New England Wind (NEW) organised a coach tour to Canberra from 7th to 10th November 2013. Twenty-one passengers travelled from New England, with a further seven joining the tour in Canberra. These passengers made up a diverse and enthusiastic group, comprising landholders from across New England, council staff and councillors, state government officers, mature-aged students, NEW Consortium members, sponsors of the tour, members of sustainability groups and other interested parties.
The originally planned tour to observe windfarms had expanded to include other forms of renewable energy and our one day in the field was packed with informative tours of two windfarms, a solar farm and a bioenergy plant, as well as presentations from, and discussions with, farmers who are living with turbines on their properties.
Infigen provided an in-depth tour of Woodlawn Windfarm and Capital Solar Farm (both near Bungendore), allowing access around and inside wind turbines and amongst the rows of solar photovoltaic installations.

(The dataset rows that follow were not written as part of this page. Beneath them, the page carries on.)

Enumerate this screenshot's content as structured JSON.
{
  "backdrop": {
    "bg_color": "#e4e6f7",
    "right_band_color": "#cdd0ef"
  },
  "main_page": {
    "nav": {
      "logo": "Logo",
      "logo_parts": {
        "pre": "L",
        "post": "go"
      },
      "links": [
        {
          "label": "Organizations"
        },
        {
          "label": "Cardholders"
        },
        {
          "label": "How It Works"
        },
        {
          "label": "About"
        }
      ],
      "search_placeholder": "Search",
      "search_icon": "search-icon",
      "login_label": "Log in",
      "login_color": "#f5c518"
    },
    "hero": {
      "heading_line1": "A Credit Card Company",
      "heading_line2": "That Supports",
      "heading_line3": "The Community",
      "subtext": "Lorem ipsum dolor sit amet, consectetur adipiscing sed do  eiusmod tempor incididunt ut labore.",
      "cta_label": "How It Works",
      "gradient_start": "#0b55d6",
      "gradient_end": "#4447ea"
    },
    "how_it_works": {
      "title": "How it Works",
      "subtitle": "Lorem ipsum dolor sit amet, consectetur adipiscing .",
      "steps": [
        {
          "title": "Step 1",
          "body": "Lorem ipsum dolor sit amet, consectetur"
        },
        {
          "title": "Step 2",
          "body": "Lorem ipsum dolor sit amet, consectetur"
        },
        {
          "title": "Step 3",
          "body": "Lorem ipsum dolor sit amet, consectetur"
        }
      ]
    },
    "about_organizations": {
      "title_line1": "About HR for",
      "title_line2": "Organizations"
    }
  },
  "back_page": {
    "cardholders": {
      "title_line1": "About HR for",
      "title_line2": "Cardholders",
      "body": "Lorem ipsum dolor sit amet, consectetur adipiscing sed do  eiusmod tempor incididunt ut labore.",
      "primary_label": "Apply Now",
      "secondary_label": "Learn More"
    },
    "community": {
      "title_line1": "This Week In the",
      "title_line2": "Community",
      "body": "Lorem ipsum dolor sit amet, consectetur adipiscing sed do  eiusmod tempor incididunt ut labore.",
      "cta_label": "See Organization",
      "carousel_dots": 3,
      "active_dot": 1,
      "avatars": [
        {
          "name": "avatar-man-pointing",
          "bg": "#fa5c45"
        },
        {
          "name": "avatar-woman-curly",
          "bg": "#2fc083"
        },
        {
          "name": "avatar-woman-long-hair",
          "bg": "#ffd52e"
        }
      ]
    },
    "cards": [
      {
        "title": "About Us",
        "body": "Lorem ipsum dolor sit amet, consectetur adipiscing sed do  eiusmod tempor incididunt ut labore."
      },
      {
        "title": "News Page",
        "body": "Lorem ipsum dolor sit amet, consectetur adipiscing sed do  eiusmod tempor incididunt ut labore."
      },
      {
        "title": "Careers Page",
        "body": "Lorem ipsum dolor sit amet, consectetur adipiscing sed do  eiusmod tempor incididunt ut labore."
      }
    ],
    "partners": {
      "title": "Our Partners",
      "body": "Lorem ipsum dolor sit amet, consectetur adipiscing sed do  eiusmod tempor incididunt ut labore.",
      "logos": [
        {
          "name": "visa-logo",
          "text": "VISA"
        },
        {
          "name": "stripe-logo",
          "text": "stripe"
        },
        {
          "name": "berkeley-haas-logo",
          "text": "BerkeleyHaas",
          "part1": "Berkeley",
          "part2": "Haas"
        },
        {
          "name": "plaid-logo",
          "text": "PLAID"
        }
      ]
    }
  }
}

Tour members were able to experience visual and noise effects of wind turbines from various distances away, as well as from right underneath turbines on what happened to be a day of high wind in the Canberra region. They also learned how turbines are turned on and off, how they automatically reset themselves when necessary, how maintenance is done, what is present at the substation on site and a myriad of other details of windfarm operations.
During this tour and at the solar farm Jane Osborne answered questions from landholders and others about her experiences of living near turbines.
The group then moved on to do a tour of Veolia’s bioreactor at a disused mine site, where some of Sydney’s landfill is now treated and the methane used to produce energy. Veolia staff provided a tour of the landfill site as well as the aquaculture and horticulture research area where water from the site is reused to produce fish and lettuces. Compost from treated landfill will be used to rehabilitate the old mine site tailings ponds adjacent to the mine site.
We moved on to have lunch in the woolshed at “Currandooley” which is the main farm involved in hosting turbines for Capital Windfarm beside Lake George near Bungendore. Hosts Harry and Luke Osborne each gave presentations to the group while lunch was eaten. Luke spoke about fairness principles that could be employed by wind developers in compensating landholders who live near turbines. Harry talked about living with turbines and dealing with contractors during the construction phase. New England landholders amongst the tour group found these presentations, and the discussion afterwards, particularly pertinent to their own situations.
Harry then took the group for a drive to a headland on his farm beside Lake George, where he talked about how farming and grazing operations have continued as normal since turbines were installed, with animals grazing happily underneath turbines. Harry also noted that eagle populations have actually increased around the turbines, due to eagles enjoying hunting above the flicker of turbines.
In the evening, at Canberra Yacht Club, representatives of several Canberra regional sustainability groups, ANU, ACT government, state government and local landholders gathered with our group to present brief accounts of their current projects. Adam Blakester talked about NEW’s work on the community windfarm, as well as giving an overview of other community renewable energy projects in our region.
Much discussion and networking ensued and some good contacts were made for future communications.
Overall, the windfarms tour was deemed successful with passengers providing very positive feedback regarding the usefulness of the tour and the significant learning which resulted.
NEW would like to again thank our Sponsors who made the tour possible and the many people who assisted from the Canberra end to ensure a very worthwhile visit to renewable energy operations in that region.
Video recordings and more photos from the tour will appear on the website soon.